Svetlana

Why YOLO Is A Bad Mantra To Live By

I opened LinkedIn to check my messages and notifications. The first post on my feed was a man describing his story of loss. He had a son who used to ask him if he wanted to spend the rest of his life in front of a computer screen. He could not comprehend the weight of the statement until his son’s passing. So he set out on his own YOLO. He left his computer screen behind and spent two years traveling and living out his dreams. The man left me tearing up with words that no matter how much he sought out to live life in ways he only imagined before, they did not replace the loss of his son. This was a paradigm shift for me.

There is a fact in this phrase: you only live once. We only get this one lifetime, and people are waking up to the inevitable that if there is life, there is death.

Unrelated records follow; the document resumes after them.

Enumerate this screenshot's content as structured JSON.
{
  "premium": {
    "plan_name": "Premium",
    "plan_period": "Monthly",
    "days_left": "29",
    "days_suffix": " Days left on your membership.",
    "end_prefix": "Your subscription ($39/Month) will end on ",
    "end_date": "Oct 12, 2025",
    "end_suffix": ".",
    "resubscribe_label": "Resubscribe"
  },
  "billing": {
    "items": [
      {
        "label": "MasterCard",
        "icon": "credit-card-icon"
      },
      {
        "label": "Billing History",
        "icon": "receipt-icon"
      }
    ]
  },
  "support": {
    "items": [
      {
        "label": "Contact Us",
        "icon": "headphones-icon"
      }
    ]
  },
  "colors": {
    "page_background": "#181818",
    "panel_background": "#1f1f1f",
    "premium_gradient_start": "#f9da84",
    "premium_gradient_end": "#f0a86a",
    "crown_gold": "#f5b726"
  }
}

It has been a difficult couple of years for the world. It seems as if the Grim Reaper is ringing the bell at the front gate. We must let him in, and it is only a matter of time until he reaches the front door of our home.

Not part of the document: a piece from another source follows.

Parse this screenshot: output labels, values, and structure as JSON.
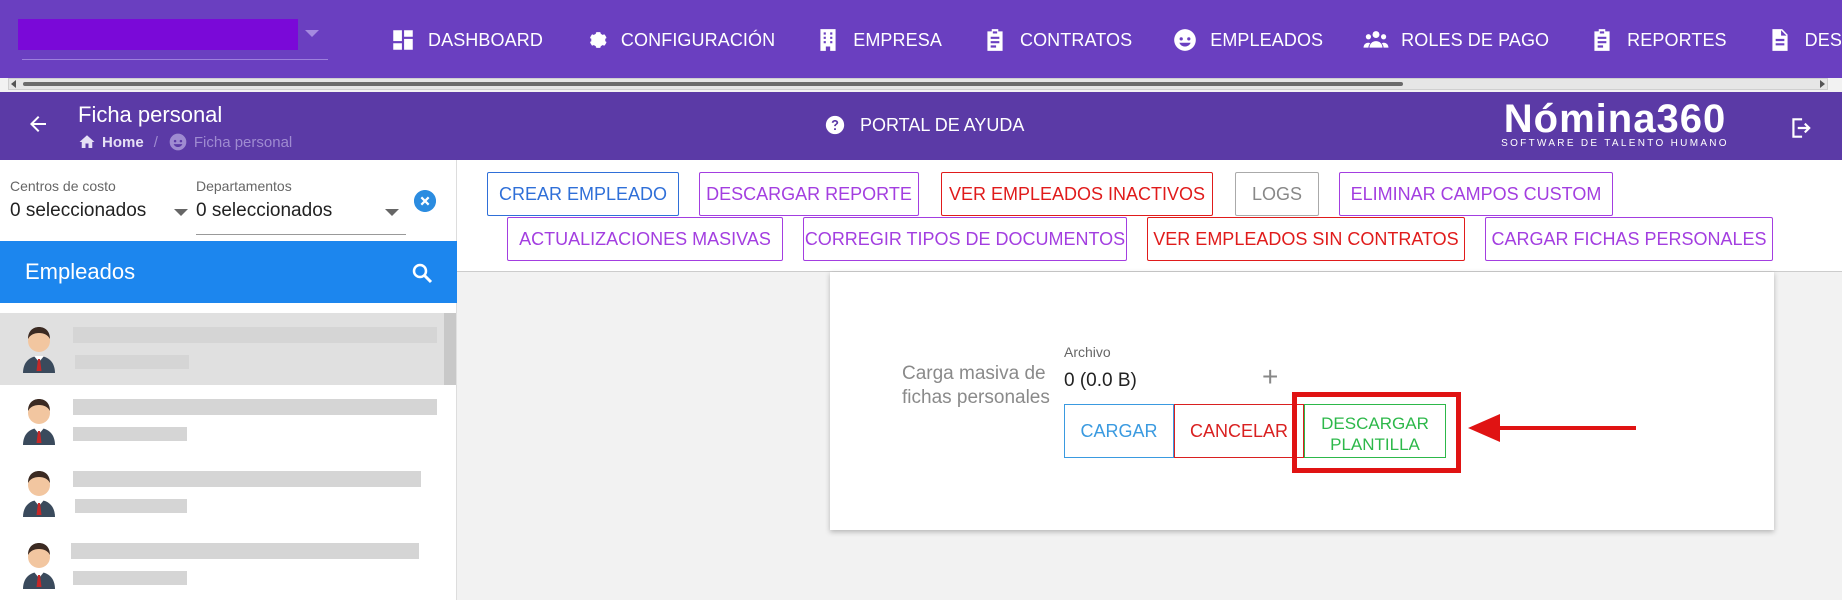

It takes a lot for someone to experience an actual movement towards risk. It takes a lot to get to the point of risking safety and security when leaving a job, a specific city, or a relationship. Many watch their savings account go up little by little and wonder when the best time to get that dog they’ve always wanted or backpack through Europe alone, maybe even jump out of a plane in Patagonia. It’s easy to push these things off until you feel that you have enough money or that the timing is right.

However, we have been forced to look death in the eye over the past two years and seemingly watch the state of the world collapse right in front of our eyes. Most of us are home in our pajamas, burnt out and tired from constantly forcing ourselves to continue to exceed our previous performance year as the inevitable is shoved down our throats: chaos is ensuing around us, we cannot escape our own death, and not to mention there are higher probabilities that it will be here sooner than we think.

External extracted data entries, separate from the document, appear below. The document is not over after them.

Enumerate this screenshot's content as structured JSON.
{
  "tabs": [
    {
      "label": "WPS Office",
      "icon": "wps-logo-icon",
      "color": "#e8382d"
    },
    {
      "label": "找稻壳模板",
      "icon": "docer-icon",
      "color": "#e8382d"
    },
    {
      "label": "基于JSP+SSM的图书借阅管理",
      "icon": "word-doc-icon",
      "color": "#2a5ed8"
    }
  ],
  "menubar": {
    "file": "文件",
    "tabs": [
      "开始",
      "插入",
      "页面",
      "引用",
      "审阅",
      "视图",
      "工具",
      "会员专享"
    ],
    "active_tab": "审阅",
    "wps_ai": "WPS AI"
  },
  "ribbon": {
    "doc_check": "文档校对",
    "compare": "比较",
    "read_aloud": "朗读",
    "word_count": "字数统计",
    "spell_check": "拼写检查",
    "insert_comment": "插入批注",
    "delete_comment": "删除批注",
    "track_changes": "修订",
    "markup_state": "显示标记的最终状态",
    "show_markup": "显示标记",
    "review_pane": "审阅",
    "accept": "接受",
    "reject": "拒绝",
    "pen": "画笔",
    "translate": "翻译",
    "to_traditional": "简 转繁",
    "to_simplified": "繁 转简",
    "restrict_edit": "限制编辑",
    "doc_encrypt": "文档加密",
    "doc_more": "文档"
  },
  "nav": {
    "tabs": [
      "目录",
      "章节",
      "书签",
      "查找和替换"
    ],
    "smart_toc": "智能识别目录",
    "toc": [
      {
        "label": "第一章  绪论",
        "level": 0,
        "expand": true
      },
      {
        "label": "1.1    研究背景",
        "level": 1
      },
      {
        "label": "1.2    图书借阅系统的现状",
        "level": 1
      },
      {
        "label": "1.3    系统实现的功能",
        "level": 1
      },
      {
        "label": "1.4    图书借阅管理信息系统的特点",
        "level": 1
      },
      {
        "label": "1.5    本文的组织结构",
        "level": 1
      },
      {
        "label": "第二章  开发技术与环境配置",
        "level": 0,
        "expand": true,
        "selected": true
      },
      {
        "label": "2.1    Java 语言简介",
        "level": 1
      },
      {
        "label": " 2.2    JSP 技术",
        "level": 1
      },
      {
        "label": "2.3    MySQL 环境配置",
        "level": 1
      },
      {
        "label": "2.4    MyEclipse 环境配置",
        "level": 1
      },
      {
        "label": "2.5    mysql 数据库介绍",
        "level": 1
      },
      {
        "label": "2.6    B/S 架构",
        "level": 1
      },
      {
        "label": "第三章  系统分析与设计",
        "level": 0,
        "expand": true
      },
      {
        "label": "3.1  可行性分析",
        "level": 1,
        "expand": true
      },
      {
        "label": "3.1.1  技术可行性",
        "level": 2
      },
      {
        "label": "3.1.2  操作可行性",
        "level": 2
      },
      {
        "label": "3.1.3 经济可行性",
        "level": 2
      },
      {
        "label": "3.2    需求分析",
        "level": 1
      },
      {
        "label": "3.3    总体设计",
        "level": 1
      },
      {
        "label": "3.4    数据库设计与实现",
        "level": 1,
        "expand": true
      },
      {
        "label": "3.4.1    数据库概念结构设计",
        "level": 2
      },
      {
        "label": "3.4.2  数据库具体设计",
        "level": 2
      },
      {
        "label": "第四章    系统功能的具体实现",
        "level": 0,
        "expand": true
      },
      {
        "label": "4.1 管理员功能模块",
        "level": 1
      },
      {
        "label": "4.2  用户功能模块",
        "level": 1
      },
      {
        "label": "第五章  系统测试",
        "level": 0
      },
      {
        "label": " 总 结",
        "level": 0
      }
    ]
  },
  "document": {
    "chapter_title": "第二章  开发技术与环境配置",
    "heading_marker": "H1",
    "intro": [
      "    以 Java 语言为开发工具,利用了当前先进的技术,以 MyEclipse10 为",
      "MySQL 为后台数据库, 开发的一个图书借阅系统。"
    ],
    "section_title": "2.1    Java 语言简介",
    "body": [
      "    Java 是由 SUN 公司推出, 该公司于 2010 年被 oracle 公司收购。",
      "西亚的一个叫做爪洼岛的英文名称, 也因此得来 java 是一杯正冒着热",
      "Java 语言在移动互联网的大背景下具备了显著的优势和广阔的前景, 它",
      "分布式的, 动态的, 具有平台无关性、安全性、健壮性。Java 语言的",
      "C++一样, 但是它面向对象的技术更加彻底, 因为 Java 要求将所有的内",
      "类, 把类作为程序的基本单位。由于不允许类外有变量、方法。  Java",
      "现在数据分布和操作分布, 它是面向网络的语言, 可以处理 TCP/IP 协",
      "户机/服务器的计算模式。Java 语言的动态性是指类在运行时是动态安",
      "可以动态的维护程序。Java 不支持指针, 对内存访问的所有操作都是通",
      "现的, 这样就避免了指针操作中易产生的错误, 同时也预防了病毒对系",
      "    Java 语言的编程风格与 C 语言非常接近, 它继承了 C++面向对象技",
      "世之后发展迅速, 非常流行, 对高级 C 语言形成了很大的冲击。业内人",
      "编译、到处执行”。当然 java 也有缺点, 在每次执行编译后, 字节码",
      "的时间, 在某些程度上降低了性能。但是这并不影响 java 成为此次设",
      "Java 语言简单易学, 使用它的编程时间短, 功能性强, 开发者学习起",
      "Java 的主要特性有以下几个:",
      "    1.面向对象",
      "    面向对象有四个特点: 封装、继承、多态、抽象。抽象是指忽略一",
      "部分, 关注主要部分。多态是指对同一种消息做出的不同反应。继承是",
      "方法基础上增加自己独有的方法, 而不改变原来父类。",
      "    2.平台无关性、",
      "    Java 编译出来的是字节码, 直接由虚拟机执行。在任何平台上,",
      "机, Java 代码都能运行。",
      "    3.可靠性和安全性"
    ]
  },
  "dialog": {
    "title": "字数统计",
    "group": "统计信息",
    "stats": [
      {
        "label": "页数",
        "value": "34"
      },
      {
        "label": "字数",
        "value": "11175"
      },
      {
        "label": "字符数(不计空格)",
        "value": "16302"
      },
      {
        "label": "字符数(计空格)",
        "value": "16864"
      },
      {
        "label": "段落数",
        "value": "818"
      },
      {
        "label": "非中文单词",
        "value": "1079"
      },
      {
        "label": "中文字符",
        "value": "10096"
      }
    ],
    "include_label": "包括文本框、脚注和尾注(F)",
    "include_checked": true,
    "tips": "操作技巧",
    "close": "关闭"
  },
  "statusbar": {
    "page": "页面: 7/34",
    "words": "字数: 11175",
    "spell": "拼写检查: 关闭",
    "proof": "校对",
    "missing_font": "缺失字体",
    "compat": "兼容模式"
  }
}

YOLO is an escape from life to feel more content with our deaths. We finally took that road trip. We saw the northern lights. We became a foster fail and adopted the angel we took in. We quit our miserable job, and we used our savings to live slowly and with ease and threw in times of adventure and pure bliss every couple of weeks. But what happens when you want to feel at home but don’t have one? What would it be like to sleep in a van for a year and suddenly want four walls and an immobile bed to sleep in? When we finally realize we are running out of money. We might find ourselves constantly in odd jobs that make us money and make us feel stagnant. What do we do when we come face-to-face with the realization that maybe life is longer than we expected, and we will have to be prepared to live into the future? Hopefully we realize that we can design a lifestyle that invites us to not think of YOLO because we have taken into account we only get this life into our daily actions. I personally hope that I can learn how to lift others up into life as a result.

My own story with loss and death goes as follows. I was always a sucker for stories like Tuesdays with Morrie. I always knew there was something special about life but intuitively knew death would come. Then I experienced this in my own life before I could even comprehend the world and how it works. At 18 years old, I sat in the ICU and held my mother’s cooling hand as I said goodbye. At 21 years old, I returned to a similar goodbye with my father. And in memorial to them, I tried to live my life within the constraints of safety and security for a little bit. It felt even more important since I would not have my parents to fall back on in life. But as many others during the past couple of years, I concluded that I was miserable and did not want to live the kind of life I was living until I died. Entering adult life with the sale of my family home, the budding of my career, and the inability to work through my own grief, I was then reawakened to death.

At rock bottom, I quit my job without any plan for afterward. And I sat in my room, wondering where I would go after the lease on my way-too-expensive apartment would be up. I thought about happier times and moments where I felt peace. The answer was on the top of a cliff on the coast of Ireland. I reintroduced the idea of moving to Denver near the mountains and all the imaginable scenes of nature (besides the ocean, of course). I believe that if I didn’t move in that moment, I would never change my life. I luckily secured an internship and a temp job to support myself, but when that was over, I still wasn’t happy. I took my savings and decided to see the west coast. I drove from Denver to Utah and Arizona, then headed to California. I drove all the way up the PCH to Oregon and Washington before turning around and heading down Eastern California before returning back to Denver. I visited 8 national parks, hung out with a few friends I hadn’t seen in a while, wrote a lot, and enjoyed many sunrises and karaoke sessions in the car. I had a few stories to tell, and I was at peace that whole trip. But I didn’t have the money to stay out on this adventure, and it was genuinely lovely to sleep in my own bed without any destination to drive to when I woke up.

I returned to the state of being I was when I left for my trip. I still had to figure out what I wanted my life to be. Many times I wanted to escape with the YOLO mantra in mind. When I was mindlessly on LinkedIn and discovered this YOLO post, I began to realize that no matter how much I try to live my life as an act of rebellion against the loss of my parents, it will never replace the fact that my new reality has been and is to find a way to live a long, happy life without them. YOLOing every time life gets hard, or when the future seems doomed, is not a way to live. The answer is to start designing and creating a lifestyle that honors your values and life principles and builds a career around them.

I’ll let you know when I figure out the concrete and universal steps to achieve this.